切断レベルやその人の活動レベルによって車いすを使うこともありだと思っています。

僕は義足とそのリハビリテーションを提供する立場として、患者さんにはできるだけ義足を装着して歩いてほしいと思っています。

しかし、義足を必要とする患者さんの中にはさまざまな合併症を抱えていて、義足を装着しても外を元気に歩けるほどの元気がない方もいます。

そのような方には義足の適応がないかといったらそうとは考えていなくて、その人なりの生活の中で義足を活用してくれればいいだろうと考えています。

すべての移動を義足でできない場合はどう考えるか。その時は車いすを併用すればいいんです。外出は車いすで、家の中を義足を装着して歩く、それでもOKです。

高活動な切断者であれば、下腿義足はもちろん大腿義足でも車いすは不要です。基本的にずっと義足を装着して生活し、義足を履くのが面倒な夜間などは松葉杖、ケンケン、もしくは歩行器で移動することになるでしょう。

要するに患者さんの活動レベルに応じたリハビリテーションの目標設定や義足処方が重要なんです。
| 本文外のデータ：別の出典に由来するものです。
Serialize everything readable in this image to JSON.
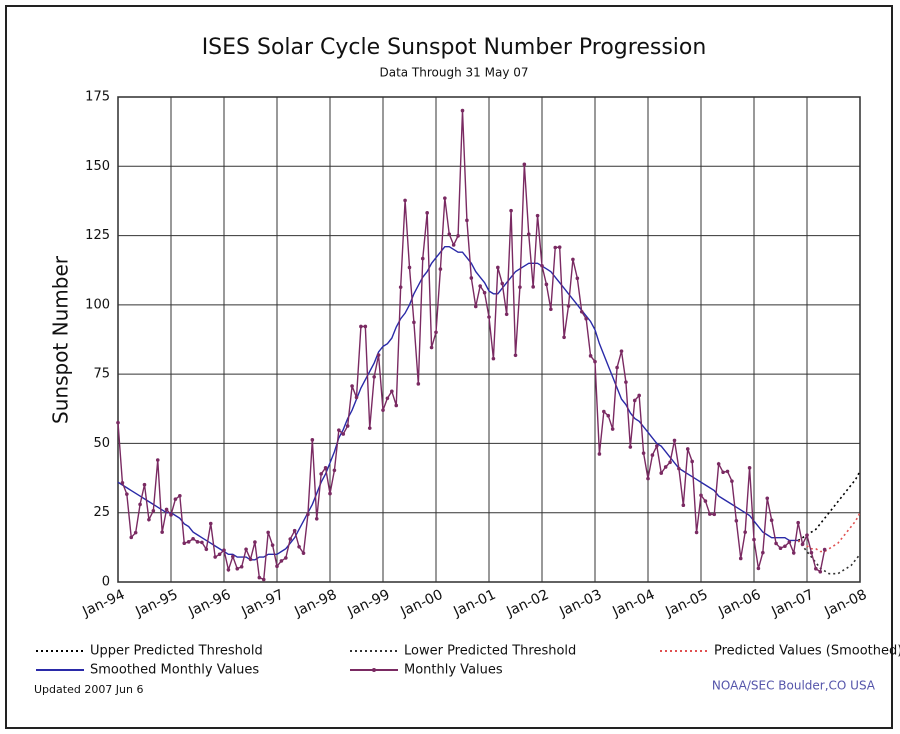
{
  "chart_data": {
    "type": "line",
    "title": "ISES Solar Cycle Sunspot Number Progression",
    "subtitle": "Data Through 31 May 07",
    "y_label": "Sunspot Number",
    "note_left": "Updated 2007 Jun  6",
    "note_right": "NOAA/SEC Boulder,CO USA",
    "ylim": [
      0,
      175
    ],
    "yticks": [
      0,
      25,
      50,
      75,
      100,
      125,
      150,
      175
    ],
    "grid": true,
    "categories": [
      "Jan-94",
      null,
      null,
      null,
      null,
      null,
      null,
      null,
      null,
      null,
      null,
      null,
      "Jan-95",
      null,
      null,
      null,
      null,
      null,
      null,
      null,
      null,
      null,
      null,
      null,
      "Jan-96",
      null,
      null,
      null,
      null,
      null,
      null,
      null,
      null,
      null,
      null,
      null,
      "Jan-97",
      null,
      null,
      null,
      null,
      null,
      null,
      null,
      null,
      null,
      null,
      null,
      "Jan-98",
      null,
      null,
      null,
      null,
      null,
      null,
      null,
      null,
      null,
      null,
      null,
      "Jan-99",
      null,
      null,
      null,
      null,
      null,
      null,
      null,
      null,
      null,
      null,
      null,
      "Jan-00",
      null,
      null,
      null,
      null,
      null,
      null,
      null,
      null,
      null,
      null,
      null,
      "Jan-01",
      null,
      null,
      null,
      null,
      null,
      null,
      null,
      null,
      null,
      null,
      null,
      "Jan-02",
      null,
      null,
      null,
      null,
      null,
      null,
      null,
      null,
      null,
      null,
      null,
      "Jan-03",
      null,
      null,
      null,
      null,
      null,
      null,
      null,
      null,
      null,
      null,
      null,
      "Jan-04",
      null,
      null,
      null,
      null,
      null,
      null,
      null,
      null,
      null,
      null,
      null,
      "Jan-05",
      null,
      null,
      null,
      null,
      null,
      null,
      null,
      null,
      null,
      null,
      null,
      "Jan-06",
      null,
      null,
      null,
      null,
      null,
      null,
      null,
      null,
      null,
      null,
      null,
      "Jan-07",
      null,
      null,
      null,
      null,
      null,
      null,
      null,
      null,
      null,
      null,
      null,
      "Jan-08"
    ],
    "series": [
      {
        "name": "Upper Predicted Threshold",
        "color": "#000000",
        "style": "dotted",
        "values": [
          null,
          null,
          null,
          null,
          null,
          null,
          null,
          null,
          null,
          null,
          null,
          null,
          null,
          null,
          null,
          null,
          null,
          null,
          null,
          null,
          null,
          null,
          null,
          null,
          null,
          null,
          null,
          null,
          null,
          null,
          null,
          null,
          null,
          null,
          null,
          null,
          null,
          null,
          null,
          null,
          null,
          null,
          null,
          null,
          null,
          null,
          null,
          null,
          null,
          null,
          null,
          null,
          null,
          null,
          null,
          null,
          null,
          null,
          null,
          null,
          null,
          null,
          null,
          null,
          null,
          null,
          null,
          null,
          null,
          null,
          null,
          null,
          null,
          null,
          null,
          null,
          null,
          null,
          null,
          null,
          null,
          null,
          null,
          null,
          null,
          null,
          null,
          null,
          null,
          null,
          null,
          null,
          null,
          null,
          null,
          null,
          null,
          null,
          null,
          null,
          null,
          null,
          null,
          null,
          null,
          null,
          null,
          null,
          null,
          null,
          null,
          null,
          null,
          null,
          null,
          null,
          null,
          null,
          null,
          null,
          null,
          null,
          null,
          null,
          null,
          null,
          null,
          null,
          null,
          null,
          null,
          null,
          null,
          null,
          null,
          null,
          null,
          null,
          null,
          null,
          null,
          null,
          null,
          null,
          null,
          null,
          null,
          null,
          null,
          null,
          null,
          null,
          null,
          null,
          15,
          16,
          17,
          18,
          19,
          21,
          23,
          25,
          27,
          29,
          31,
          33,
          35,
          37,
          40
        ]
      },
      {
        "name": "Lower Predicted Threshold",
        "color": "#333333",
        "style": "dotted",
        "values": [
          null,
          null,
          null,
          null,
          null,
          null,
          null,
          null,
          null,
          null,
          null,
          null,
          null,
          null,
          null,
          null,
          null,
          null,
          null,
          null,
          null,
          null,
          null,
          null,
          null,
          null,
          null,
          null,
          null,
          null,
          null,
          null,
          null,
          null,
          null,
          null,
          null,
          null,
          null,
          null,
          null,
          null,
          null,
          null,
          null,
          null,
          null,
          null,
          null,
          null,
          null,
          null,
          null,
          null,
          null,
          null,
          null,
          null,
          null,
          null,
          null,
          null,
          null,
          null,
          null,
          null,
          null,
          null,
          null,
          null,
          null,
          null,
          null,
          null,
          null,
          null,
          null,
          null,
          null,
          null,
          null,
          null,
          null,
          null,
          null,
          null,
          null,
          null,
          null,
          null,
          null,
          null,
          null,
          null,
          null,
          null,
          null,
          null,
          null,
          null,
          null,
          null,
          null,
          null,
          null,
          null,
          null,
          null,
          null,
          null,
          null,
          null,
          null,
          null,
          null,
          null,
          null,
          null,
          null,
          null,
          null,
          null,
          null,
          null,
          null,
          null,
          null,
          null,
          null,
          null,
          null,
          null,
          null,
          null,
          null,
          null,
          null,
          null,
          null,
          null,
          null,
          null,
          null,
          null,
          null,
          null,
          null,
          null,
          null,
          null,
          null,
          null,
          null,
          null,
          15,
          13,
          11,
          9,
          7,
          5,
          4,
          3,
          3,
          3,
          4,
          5,
          6,
          8,
          10
        ]
      },
      {
        "name": "Predicted Values (Smoothed)",
        "color": "#e05050",
        "style": "dotted",
        "values": [
          null,
          null,
          null,
          null,
          null,
          null,
          null,
          null,
          null,
          null,
          null,
          null,
          null,
          null,
          null,
          null,
          null,
          null,
          null,
          null,
          null,
          null,
          null,
          null,
          null,
          null,
          null,
          null,
          null,
          null,
          null,
          null,
          null,
          null,
          null,
          null,
          null,
          null,
          null,
          null,
          null,
          null,
          null,
          null,
          null,
          null,
          null,
          null,
          null,
          null,
          null,
          null,
          null,
          null,
          null,
          null,
          null,
          null,
          null,
          null,
          null,
          null,
          null,
          null,
          null,
          null,
          null,
          null,
          null,
          null,
          null,
          null,
          null,
          null,
          null,
          null,
          null,
          null,
          null,
          null,
          null,
          null,
          null,
          null,
          null,
          null,
          null,
          null,
          null,
          null,
          null,
          null,
          null,
          null,
          null,
          null,
          null,
          null,
          null,
          null,
          null,
          null,
          null,
          null,
          null,
          null,
          null,
          null,
          null,
          null,
          null,
          null,
          null,
          null,
          null,
          null,
          null,
          null,
          null,
          null,
          null,
          null,
          null,
          null,
          null,
          null,
          null,
          null,
          null,
          null,
          null,
          null,
          null,
          null,
          null,
          null,
          null,
          null,
          null,
          null,
          null,
          null,
          null,
          null,
          null,
          null,
          null,
          null,
          null,
          null,
          null,
          null,
          null,
          null,
          15,
          14,
          13,
          12,
          12,
          11,
          11,
          12,
          13,
          14,
          16,
          18,
          20,
          22,
          25
        ]
      },
      {
        "name": "Smoothed Monthly Values",
        "color": "#2a2aa8",
        "style": "solid",
        "values": [
          36,
          35,
          34,
          33,
          32,
          31,
          30,
          29,
          28,
          27,
          26,
          25,
          25,
          24,
          23,
          21,
          20,
          18,
          17,
          16,
          15,
          14,
          13,
          12,
          11,
          10,
          10,
          9,
          9,
          9,
          8,
          8,
          9,
          9,
          10,
          10,
          10,
          11,
          12,
          14,
          16,
          19,
          22,
          25,
          28,
          32,
          36,
          39,
          43,
          47,
          52,
          55,
          59,
          62,
          66,
          70,
          73,
          76,
          79,
          83,
          85,
          86,
          88,
          92,
          95,
          97,
          100,
          104,
          107,
          110,
          112,
          115,
          117,
          119,
          121,
          121,
          120,
          119,
          119,
          117,
          115,
          112,
          110,
          108,
          105,
          104,
          104,
          106,
          108,
          110,
          112,
          113,
          114,
          115,
          115,
          115,
          114,
          113,
          112,
          110,
          108,
          106,
          104,
          102,
          100,
          98,
          96,
          94,
          91,
          86,
          82,
          78,
          74,
          70,
          66,
          64,
          61,
          59,
          58,
          56,
          54,
          52,
          50,
          49,
          47,
          45,
          43,
          41,
          40,
          39,
          38,
          37,
          36,
          35,
          34,
          33,
          31,
          30,
          29,
          28,
          27,
          26,
          25,
          24,
          22,
          20,
          18,
          17,
          16,
          16,
          16,
          16,
          15,
          15,
          15,
          null,
          null,
          null,
          null,
          null,
          null,
          null,
          null,
          null,
          null,
          null,
          null,
          null,
          null
        ]
      },
      {
        "name": "Monthly Values",
        "color": "#7a2a62",
        "style": "solid",
        "markers": true,
        "values": [
          57.5,
          35.8,
          31.7,
          16.1,
          17.8,
          28.0,
          35.1,
          22.5,
          25.7,
          44.0,
          18.0,
          26.2,
          24.2,
          29.9,
          31.1,
          14.0,
          14.5,
          15.6,
          14.5,
          14.3,
          11.8,
          21.1,
          9.0,
          10.0,
          11.5,
          4.4,
          9.2,
          4.8,
          5.5,
          11.8,
          8.2,
          14.4,
          1.6,
          0.9,
          17.9,
          13.3,
          5.7,
          7.6,
          8.7,
          15.5,
          18.5,
          12.7,
          10.4,
          24.4,
          51.3,
          22.8,
          39.0,
          41.2,
          31.9,
          40.3,
          54.8,
          53.4,
          56.3,
          70.7,
          66.6,
          92.2,
          92.2,
          55.5,
          74.0,
          81.9,
          62.0,
          66.3,
          68.8,
          63.7,
          106.4,
          137.7,
          113.5,
          93.7,
          71.5,
          116.7,
          133.2,
          84.6,
          90.1,
          112.9,
          138.5,
          125.5,
          121.6,
          124.9,
          170.1,
          130.5,
          109.7,
          99.4,
          106.8,
          104.4,
          95.6,
          80.6,
          113.5,
          107.7,
          96.6,
          134.0,
          81.8,
          106.4,
          150.7,
          125.5,
          106.5,
          132.2,
          114.1,
          107.4,
          98.4,
          120.7,
          120.8,
          88.3,
          99.6,
          116.4,
          109.6,
          97.5,
          95.0,
          81.6,
          79.5,
          46.2,
          61.5,
          60.0,
          55.2,
          77.4,
          83.3,
          72.1,
          48.7,
          65.5,
          67.3,
          46.5,
          37.3,
          45.8,
          49.1,
          39.3,
          41.5,
          43.2,
          51.1,
          40.9,
          27.7,
          48.0,
          43.5,
          17.9,
          31.3,
          29.2,
          24.5,
          24.4,
          42.6,
          39.6,
          39.9,
          36.4,
          22.1,
          8.5,
          18.0,
          41.2,
          15.3,
          4.9,
          10.6,
          30.2,
          22.3,
          13.9,
          12.2,
          12.9,
          14.4,
          10.5,
          21.4,
          13.6,
          16.9,
          10.6,
          4.8,
          3.7,
          11.7,
          null,
          null,
          null,
          null,
          null,
          null,
          null,
          null
        ]
      }
    ]
  }
}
義足の処方も低活動な方に高機能で高価なものを処方するのは間違いです。たとえば固定膝継手という膝継手パーツがあります。遊動膝継手の半額以下ですが、低活動な方にはこれで十分(というかこれじゃないとダメ)な場合もたくさんあります。活動レベルとパーツの種類は密接に関係していますので、間違えないようにしましょう。

患者さんの活動レベルや生活環境をきちんと把握し、その方に合ったリハビリテーションのゴール設定と義足の処方をすることがとても大切です。